The nearest pieces of tech had come up onto the beach by this time, sloughing water off themselves like dogs coming out of a mud wallow. We could see they was wagons, rolling along on great wheels that stood taller than our heads and shoulders. The sound of their engines filled the air, a great growling din louder than anything you ever heard. Cup gun to back away, but Ursala put an arm across her shoulders and held her in place, saying something to her that I couldn’t hear over the noise of the tech.

“They’re not weapons,” Monono said.

“What else could they be?”

“They’re a dream you had once, little dumpling.”
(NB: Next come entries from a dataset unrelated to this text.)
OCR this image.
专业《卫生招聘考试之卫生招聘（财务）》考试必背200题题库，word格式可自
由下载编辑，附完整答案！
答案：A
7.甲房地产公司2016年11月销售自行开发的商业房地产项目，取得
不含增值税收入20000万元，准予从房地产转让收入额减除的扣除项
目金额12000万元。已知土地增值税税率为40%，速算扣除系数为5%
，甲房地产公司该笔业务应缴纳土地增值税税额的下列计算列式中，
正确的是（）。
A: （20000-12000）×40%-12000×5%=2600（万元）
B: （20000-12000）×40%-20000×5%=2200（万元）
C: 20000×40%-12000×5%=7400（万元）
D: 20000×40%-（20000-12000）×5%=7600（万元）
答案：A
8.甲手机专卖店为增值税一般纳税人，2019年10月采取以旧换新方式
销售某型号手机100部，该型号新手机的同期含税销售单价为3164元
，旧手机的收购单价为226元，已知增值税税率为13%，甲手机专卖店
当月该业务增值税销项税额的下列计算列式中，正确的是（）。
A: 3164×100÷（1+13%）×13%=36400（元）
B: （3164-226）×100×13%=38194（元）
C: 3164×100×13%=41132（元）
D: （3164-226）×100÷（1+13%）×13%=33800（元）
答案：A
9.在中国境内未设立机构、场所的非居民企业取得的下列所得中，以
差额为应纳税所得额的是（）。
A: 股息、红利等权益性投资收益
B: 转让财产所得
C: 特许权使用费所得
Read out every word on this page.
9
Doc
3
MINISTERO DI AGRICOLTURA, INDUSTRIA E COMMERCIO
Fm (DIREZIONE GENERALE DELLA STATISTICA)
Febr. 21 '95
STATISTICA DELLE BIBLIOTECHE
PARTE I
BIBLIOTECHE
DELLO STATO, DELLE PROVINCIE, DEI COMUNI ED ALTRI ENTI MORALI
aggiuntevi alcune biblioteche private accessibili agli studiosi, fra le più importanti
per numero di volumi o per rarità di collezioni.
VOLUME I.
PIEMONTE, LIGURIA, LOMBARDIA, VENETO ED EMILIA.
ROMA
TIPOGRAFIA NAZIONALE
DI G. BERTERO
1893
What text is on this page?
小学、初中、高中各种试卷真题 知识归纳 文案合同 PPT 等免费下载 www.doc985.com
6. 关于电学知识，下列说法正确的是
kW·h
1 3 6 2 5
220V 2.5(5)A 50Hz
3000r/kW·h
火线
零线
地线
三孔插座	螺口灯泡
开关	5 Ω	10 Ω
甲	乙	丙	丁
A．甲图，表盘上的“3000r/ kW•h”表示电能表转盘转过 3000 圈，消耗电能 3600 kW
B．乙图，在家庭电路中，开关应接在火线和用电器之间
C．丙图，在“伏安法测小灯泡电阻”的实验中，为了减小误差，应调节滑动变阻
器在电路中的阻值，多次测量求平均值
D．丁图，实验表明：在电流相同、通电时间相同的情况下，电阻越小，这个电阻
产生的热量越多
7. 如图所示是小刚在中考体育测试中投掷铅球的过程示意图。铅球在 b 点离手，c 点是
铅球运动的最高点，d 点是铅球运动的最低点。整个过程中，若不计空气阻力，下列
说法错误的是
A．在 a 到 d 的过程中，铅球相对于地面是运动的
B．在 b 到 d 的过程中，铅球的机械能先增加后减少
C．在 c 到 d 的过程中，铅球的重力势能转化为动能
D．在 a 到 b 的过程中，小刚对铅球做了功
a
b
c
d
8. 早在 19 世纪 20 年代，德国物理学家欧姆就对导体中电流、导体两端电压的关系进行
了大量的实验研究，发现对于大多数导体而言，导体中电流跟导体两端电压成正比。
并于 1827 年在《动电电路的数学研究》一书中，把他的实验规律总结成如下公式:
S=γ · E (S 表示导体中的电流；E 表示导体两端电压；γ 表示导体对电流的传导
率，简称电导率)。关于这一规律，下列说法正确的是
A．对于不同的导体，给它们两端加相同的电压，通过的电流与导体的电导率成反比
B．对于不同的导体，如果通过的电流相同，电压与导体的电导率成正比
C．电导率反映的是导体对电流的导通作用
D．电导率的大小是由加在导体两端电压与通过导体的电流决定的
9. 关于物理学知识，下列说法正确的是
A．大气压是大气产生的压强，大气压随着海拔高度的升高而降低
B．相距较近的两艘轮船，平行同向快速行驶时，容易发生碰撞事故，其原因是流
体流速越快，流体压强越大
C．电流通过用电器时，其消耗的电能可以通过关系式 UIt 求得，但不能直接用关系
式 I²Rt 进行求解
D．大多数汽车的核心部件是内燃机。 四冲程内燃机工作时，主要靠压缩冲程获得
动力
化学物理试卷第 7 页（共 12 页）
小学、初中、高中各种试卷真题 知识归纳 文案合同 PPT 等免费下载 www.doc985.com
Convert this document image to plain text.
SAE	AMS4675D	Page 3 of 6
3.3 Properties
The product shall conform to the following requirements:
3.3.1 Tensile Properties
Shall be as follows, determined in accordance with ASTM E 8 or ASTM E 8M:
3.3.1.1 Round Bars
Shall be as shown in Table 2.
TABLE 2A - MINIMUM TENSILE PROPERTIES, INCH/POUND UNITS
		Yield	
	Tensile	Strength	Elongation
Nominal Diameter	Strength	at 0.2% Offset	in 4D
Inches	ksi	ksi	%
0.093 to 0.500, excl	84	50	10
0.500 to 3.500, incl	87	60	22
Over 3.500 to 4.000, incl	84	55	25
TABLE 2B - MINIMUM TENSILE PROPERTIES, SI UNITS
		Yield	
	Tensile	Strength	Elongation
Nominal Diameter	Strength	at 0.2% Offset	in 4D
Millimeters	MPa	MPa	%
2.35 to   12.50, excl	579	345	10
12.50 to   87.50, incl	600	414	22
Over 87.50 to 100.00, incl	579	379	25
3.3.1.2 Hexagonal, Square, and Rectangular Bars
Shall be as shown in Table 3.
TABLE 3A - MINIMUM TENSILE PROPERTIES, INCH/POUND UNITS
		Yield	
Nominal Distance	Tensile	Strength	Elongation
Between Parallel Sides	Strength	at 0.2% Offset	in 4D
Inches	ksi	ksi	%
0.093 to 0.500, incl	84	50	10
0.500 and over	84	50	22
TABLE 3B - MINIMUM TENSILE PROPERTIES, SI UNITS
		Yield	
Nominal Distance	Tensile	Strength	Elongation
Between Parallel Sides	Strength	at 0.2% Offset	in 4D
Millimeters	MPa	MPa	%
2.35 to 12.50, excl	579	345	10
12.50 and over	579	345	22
“I don’t remember dreaming of no such thing!”

“Oh really?” Her voice changed. It changed into my voice. “‘Suppose the road to London was open after all. Suppose we was to go there, proving it could be done, and then come back and told everyone. Wouldn’t they want to go and claim some of them riches for themselves? A piece of that Rampart power and a chance to be better than they was? And once they was there – once enough of them was there – then wouldn’t they want to stay and be part of something bigger and better than what they knowed before?’ Who said that, Koli? Sounds just like you, neh.”

The memory of that day in Calder come back to me so strong it was like we still was standing there, and everything that had happened since was only a thought that had gone through my head. But even with the words and the memory all in front of me – and even with all them bits of Stanley Banner stuck inside my head – I still didn’t guess what it was I was looking at now. What Monono had brung up out of the ocean and out of the past, and give to me to make a future out of.